The K 1820, full name RVS K 1820 (Rechnersystem mit virtuellem Speicher, "computer system with virtual memory"), cipher in the SM EVM of the former COMECON countries SM 1720, is a workstation developed in East Germany. VEB Robotron Elektronik Dresden began development of the K 1820 in 1986 and it went into serial production in 1990.

==Minicomputer==
The K 1820 is a clone of the MicroVAX II made by Digital Equipment Corporation (DEC). The import of western 32-bit computers to the COMECON area was impeded by the CoCom technology embargo. As the MicroVAX II CPU is one of the first semiconductor devices which was protected by the Semiconductor Chip Protection Act of 1984, independent development of modern CAD technology based on a 32-bit computer architecture began. Copies of the MicroVAX II were also created in Hungary (MicroSTAR 32 or TPA-11/510) and the Soviet Union (SМ 1702).

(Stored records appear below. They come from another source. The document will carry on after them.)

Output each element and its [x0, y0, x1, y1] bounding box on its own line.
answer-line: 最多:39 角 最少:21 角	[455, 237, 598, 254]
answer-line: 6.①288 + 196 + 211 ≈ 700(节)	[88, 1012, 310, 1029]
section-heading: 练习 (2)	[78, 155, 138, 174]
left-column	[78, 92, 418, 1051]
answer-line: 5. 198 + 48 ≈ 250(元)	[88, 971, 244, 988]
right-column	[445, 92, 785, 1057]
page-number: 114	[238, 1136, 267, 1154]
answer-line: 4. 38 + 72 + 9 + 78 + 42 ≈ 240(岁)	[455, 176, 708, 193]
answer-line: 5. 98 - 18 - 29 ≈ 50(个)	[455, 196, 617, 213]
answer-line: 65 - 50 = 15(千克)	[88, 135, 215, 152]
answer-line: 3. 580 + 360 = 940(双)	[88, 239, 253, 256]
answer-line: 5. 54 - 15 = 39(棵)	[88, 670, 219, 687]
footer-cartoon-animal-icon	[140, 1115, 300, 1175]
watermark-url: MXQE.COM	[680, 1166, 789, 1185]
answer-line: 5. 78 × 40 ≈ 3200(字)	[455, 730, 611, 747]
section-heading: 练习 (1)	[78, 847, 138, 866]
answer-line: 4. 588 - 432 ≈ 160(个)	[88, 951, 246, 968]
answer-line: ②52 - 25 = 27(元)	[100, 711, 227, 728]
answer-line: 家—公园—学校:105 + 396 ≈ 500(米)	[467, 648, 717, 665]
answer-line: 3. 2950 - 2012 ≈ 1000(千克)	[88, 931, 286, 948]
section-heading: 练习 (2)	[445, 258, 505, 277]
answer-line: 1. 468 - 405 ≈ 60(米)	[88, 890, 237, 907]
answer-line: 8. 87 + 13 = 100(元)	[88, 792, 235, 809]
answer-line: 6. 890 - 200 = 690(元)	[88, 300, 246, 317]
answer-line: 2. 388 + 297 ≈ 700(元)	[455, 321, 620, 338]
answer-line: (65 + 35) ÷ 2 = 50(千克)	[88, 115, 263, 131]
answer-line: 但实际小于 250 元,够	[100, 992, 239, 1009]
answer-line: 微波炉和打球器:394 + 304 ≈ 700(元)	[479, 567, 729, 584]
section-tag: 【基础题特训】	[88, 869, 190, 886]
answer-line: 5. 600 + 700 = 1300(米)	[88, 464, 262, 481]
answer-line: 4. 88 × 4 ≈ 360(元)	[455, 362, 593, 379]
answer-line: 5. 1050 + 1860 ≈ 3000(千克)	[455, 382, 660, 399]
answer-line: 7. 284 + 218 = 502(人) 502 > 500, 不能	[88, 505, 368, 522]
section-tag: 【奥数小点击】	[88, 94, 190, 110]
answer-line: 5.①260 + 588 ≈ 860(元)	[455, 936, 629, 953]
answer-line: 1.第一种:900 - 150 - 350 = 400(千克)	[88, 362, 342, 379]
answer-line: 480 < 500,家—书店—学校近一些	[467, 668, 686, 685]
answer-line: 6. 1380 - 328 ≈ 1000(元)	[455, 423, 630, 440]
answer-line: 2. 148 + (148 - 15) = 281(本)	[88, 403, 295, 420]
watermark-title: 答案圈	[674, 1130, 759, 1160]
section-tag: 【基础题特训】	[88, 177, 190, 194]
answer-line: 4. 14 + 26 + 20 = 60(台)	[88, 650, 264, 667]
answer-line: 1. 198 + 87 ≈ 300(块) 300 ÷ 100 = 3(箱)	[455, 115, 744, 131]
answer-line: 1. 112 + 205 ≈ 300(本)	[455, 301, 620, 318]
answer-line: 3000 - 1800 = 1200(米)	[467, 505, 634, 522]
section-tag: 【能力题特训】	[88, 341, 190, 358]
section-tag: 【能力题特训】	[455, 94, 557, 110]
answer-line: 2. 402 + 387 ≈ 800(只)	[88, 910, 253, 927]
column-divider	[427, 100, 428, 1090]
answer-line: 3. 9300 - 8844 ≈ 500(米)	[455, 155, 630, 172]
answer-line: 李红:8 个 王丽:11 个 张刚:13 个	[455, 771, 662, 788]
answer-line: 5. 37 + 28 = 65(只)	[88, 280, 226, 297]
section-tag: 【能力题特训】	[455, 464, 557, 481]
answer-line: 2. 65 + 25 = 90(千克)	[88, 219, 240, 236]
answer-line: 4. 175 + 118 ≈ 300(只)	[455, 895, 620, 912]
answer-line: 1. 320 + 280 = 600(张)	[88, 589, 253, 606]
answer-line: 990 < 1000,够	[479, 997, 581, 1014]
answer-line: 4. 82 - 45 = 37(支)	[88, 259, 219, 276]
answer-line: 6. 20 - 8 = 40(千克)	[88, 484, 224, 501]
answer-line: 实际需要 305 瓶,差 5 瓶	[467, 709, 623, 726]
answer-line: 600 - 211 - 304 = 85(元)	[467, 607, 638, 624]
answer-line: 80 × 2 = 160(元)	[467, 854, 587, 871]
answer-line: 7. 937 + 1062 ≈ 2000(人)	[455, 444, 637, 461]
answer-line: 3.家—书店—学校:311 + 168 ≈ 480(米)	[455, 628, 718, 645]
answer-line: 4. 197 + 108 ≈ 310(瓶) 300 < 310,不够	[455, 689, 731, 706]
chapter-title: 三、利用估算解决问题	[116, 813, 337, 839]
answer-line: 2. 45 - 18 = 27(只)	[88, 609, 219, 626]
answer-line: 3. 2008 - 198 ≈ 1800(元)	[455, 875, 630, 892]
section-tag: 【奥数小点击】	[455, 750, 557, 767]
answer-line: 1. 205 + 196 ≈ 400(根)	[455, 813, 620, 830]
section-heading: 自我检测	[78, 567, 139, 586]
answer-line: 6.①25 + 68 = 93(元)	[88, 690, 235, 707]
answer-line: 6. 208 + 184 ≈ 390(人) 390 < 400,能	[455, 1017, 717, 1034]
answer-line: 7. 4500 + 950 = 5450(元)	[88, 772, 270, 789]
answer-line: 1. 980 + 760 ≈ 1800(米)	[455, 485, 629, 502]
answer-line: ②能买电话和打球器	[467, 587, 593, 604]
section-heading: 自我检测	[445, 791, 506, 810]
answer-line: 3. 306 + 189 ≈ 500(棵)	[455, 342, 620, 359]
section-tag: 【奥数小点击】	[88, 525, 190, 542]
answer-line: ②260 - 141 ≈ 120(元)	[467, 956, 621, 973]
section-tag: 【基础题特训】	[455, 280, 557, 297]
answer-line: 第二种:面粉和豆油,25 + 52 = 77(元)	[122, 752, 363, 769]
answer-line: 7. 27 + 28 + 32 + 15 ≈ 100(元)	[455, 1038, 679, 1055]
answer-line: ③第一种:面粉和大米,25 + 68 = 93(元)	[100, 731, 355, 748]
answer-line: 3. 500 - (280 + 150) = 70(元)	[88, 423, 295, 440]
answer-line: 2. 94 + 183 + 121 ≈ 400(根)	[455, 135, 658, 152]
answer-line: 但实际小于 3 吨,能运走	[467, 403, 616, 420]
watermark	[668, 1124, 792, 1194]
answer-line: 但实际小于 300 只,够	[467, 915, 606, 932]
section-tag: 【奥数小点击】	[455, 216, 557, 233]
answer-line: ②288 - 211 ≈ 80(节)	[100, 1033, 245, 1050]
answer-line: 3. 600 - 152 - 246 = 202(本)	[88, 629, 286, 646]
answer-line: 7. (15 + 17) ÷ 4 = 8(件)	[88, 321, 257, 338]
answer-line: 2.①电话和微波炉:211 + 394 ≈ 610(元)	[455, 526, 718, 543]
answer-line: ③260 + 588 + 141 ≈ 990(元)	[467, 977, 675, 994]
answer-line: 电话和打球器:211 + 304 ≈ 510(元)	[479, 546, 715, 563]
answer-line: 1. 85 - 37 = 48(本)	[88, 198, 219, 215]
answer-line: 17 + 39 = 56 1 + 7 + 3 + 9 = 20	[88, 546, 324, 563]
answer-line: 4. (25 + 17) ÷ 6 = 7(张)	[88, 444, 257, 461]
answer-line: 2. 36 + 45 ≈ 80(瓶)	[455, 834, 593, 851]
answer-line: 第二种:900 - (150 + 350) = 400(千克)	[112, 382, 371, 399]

The K 1820 extends the VAX-compatible computer line in the SM EVM and the models of the K 1820 achieve approximately 90% of the performance of the K 1840 (Robotron "RVS K 1840", compatible with the VAX 11/780). The K 1820 is fully compatible with K 1840 software, so preexisting system and application software can be used.

The K 1820 is based on the VLSI U80700-microprocessor system, its 32-bit CPU U80701 was developed according to the MicroVAX 78032. The mainboard design and construction are original. A VT220-compatible terminal, the K 8941, was developed for the machine.

Approximately 10 K 1820 prototypes were built up to 1990. In the middle of 1990 development was stopped, because economic production was not possible under free-market conditions after the monetary, economic and social union between East and West Germany on 1 July 1990. Subsequent to this Robotron's traditional markets in the Soviet Union and Eastern Europe collapsed.

At least one prototype of the K 1820 is owned by the Technische Sammlungen Museum.